71. Bu Saygıdeğer Kişi İftiraya Uğradı

Share

               Yüzü kireç gibi olan Mo Ran, az önce kaldırdığı silahını çağırırken tamamen şaşkına dönmüştü. Jiangui çağrısına cevap verip alevli ışığıyla elinde belirdi.

               İkisini karşılaştırınca, On Sekiz’i öldüren silah, hemen hemen Jiangui’yle aynıydı, kabzası olmadığı gerçeğini kenara koyunca, neredeyse ondan bir parçaydı –– bu dünyada ikinci bir Jiangui olabilir miydi?!

               Ama bunu iyice düşünemeden, hızla, telaşlı ayak sesleri yaklaştı. Mo Ran’e göre, Chu Wanning’in aklı daha başındaydı; durumu hemen hesapladı ve gözlerinde bir ürperti parıldadı: “Mo Ran, Jiangui’yi kaldır!”

               “Ne­­––?”

               Çok geçti.

               Çoktan bir grup insan mağaranın girişine ulaşmıştı. Kuştüyü kabilesinden insanlar, değişik klanlardan efsuncular vardı, Xue Meng, Ye Wangxi ve Shi Mei bile oradaydı… Sanki biri burada yolunda olmayan bir şeyleri fark etmiş ve aceleyle herkesi çağırmış gibiydi.

               Ve böylece, herkes birer birer ulaştığında, onları karşılayan görüntü zalimce öldürülen On Sekiz’di, söğüt sarmaşık boğazını kesmişti; ve onun arkasındaki, Mo Ran ve küçük bir çocuk, demin azılı bir şekilde savaştıklarından ötürü, açıkça hırpalanmışlardı, Mo Ran kanla kaplıydı ve elinde Jiangui’yi tutuyordu, söğüt sarmaşık, tehditkâr, alevli ışıkla parıldıyordu…

               Kimseden çıt çıkmıyordu.

               Ta ki biri aniden: “Ka-katil!” diye bağırana kadar.

               Kalabalık, bir yaygara koparmaya başladı; panik, öfke ve fısıltı sesleri bir nehir gibi dalgalandı, seslerin vızıltısı ilikleri titretiyordu. “O ölmüş” “Katil” “Ne korkunç” “Deli olmalı” “Deli” kelime parçaları sürekli tekrarlanıyordu, çılgınca üşüşen insanlar, az önceki illüzyonda yürüyen cesetlerden farksızlardı ve Mo Ran, bir an için neredeyse illüzyonun henüz bitmediğini düşündü, kâbus hâlâ devam ediyordu.

               İki yüz yıl önce Lin’an’da saçılan kanlar neredeyse hâlâ yerleri kaplıyordu.

               “Hayır…” Bir adım geriledi, boğazı kuruydu, “Ben değildim…”

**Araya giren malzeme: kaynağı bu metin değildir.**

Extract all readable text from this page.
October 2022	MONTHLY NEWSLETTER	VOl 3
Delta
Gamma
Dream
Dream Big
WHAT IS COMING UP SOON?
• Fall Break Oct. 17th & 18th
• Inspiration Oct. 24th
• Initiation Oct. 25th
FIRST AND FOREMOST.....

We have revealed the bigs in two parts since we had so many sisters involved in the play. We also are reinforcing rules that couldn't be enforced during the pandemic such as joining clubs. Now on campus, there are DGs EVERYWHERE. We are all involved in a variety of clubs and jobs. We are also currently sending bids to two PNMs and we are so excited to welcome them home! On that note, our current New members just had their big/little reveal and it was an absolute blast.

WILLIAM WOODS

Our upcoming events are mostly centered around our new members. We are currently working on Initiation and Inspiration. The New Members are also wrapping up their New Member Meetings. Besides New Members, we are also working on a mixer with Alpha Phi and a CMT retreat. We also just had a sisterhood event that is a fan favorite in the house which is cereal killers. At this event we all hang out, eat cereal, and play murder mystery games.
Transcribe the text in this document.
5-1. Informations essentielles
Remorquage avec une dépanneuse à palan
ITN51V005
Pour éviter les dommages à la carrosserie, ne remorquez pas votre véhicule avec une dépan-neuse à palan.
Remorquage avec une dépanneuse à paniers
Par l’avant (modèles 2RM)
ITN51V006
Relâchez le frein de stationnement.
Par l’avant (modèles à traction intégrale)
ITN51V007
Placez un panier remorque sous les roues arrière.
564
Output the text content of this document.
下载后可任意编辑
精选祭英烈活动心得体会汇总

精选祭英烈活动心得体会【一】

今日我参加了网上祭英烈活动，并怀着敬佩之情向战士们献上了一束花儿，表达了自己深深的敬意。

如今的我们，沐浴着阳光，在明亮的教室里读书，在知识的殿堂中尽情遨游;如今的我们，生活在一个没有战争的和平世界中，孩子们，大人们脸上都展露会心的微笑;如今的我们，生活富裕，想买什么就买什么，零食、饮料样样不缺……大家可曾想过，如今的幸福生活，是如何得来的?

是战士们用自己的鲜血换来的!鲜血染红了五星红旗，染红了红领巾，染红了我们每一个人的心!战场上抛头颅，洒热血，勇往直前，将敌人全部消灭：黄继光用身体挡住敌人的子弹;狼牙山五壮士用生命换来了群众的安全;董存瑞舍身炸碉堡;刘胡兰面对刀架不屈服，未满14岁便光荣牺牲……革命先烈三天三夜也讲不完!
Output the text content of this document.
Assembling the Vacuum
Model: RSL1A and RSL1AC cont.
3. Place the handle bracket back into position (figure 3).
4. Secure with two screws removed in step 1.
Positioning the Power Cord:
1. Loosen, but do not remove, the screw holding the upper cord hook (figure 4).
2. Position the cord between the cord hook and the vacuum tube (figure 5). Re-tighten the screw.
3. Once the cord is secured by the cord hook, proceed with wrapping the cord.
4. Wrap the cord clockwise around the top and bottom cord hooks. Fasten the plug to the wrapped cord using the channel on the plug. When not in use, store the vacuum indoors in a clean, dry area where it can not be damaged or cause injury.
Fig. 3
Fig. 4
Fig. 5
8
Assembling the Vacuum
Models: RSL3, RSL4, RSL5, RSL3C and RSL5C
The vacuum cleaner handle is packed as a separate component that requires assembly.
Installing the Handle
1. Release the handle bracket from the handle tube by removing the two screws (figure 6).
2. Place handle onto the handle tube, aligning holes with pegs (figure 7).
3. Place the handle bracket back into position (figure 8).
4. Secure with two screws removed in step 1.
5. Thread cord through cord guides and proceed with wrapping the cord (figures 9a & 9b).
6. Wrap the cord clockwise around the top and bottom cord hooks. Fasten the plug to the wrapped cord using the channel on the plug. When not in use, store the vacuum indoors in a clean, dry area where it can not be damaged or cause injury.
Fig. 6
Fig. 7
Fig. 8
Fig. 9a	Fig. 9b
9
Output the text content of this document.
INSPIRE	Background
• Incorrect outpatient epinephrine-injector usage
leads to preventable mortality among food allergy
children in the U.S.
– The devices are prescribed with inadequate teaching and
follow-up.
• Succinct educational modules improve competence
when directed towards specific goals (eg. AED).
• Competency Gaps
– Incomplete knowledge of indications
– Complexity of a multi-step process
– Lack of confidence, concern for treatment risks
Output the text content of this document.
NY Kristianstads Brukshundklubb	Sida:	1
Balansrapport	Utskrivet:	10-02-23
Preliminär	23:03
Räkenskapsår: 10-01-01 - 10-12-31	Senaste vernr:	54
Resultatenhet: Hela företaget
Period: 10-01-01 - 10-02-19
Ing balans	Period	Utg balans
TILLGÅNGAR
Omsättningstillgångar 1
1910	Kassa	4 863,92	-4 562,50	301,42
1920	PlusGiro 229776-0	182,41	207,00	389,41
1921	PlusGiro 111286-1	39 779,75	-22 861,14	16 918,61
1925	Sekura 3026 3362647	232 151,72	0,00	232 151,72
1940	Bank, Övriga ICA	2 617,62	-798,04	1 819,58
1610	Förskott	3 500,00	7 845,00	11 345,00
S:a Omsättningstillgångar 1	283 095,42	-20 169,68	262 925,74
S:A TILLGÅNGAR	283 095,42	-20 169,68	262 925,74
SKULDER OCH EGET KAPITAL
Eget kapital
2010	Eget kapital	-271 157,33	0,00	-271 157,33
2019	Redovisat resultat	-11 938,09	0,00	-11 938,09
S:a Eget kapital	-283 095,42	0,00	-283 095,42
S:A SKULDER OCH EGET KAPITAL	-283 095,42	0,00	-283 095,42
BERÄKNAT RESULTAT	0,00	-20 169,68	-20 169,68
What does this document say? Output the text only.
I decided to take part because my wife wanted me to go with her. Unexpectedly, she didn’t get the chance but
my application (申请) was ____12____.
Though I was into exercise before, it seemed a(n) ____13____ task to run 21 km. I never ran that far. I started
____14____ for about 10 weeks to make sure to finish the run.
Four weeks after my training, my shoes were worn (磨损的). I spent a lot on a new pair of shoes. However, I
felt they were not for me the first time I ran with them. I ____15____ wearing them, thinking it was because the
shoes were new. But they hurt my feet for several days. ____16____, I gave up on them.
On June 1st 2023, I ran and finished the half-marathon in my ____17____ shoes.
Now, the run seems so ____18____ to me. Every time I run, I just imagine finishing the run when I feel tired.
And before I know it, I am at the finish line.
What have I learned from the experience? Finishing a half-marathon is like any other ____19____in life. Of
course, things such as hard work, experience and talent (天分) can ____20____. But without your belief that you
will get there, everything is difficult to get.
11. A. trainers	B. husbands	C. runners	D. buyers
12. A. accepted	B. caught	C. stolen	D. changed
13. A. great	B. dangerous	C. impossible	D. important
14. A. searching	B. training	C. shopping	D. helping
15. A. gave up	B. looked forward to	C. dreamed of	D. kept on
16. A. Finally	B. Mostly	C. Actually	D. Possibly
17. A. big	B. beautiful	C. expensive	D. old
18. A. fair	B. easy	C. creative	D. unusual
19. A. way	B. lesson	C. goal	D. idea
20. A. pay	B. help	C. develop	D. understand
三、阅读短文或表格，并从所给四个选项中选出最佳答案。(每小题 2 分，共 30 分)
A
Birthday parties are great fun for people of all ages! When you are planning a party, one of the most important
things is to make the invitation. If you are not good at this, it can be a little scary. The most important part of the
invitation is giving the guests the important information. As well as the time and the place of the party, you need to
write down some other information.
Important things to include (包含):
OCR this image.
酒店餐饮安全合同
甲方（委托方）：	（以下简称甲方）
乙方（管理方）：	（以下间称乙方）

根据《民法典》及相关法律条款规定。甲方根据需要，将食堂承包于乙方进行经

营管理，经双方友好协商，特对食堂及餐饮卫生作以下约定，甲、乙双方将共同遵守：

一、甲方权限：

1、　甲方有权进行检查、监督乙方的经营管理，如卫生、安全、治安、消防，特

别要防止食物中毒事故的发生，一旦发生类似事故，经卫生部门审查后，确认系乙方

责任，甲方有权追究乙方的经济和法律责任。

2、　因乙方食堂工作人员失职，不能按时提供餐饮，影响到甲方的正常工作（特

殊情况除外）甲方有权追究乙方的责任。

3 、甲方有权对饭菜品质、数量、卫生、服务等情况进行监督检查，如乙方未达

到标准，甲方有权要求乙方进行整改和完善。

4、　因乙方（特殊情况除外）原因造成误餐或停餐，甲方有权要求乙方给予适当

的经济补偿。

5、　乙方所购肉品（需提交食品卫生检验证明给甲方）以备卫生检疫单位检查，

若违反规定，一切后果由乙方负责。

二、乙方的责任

               Kıyafetinin hafifçe çekildiğini hissetti ve adımı duraksadı.

               Çılgınlığın ortasında, aşağı baktı ve Chu Wanning’in parlak gözlerini gördü.

               Çaresizce mırıldandı: “Ben değildim…”

               Chu Wanning başıyla onayladı ve önüne geçip onu korumaya çalıştı. Ama şu anda sadece küçük bir çocuktu, ne yapabilirdi ki?

               İçi içini yerken, Mo Ran’in ileri adım attığını hissetti.

               Bağırışa daha da fazla insan katılmıştı: “Tutuklayın onu! Çocuğu da! Yakalayın onları! Katiller!”

               “Kaçmalarına izin veremeyiz, çok tehlikeliler! Çabuk olun, yakalayın!”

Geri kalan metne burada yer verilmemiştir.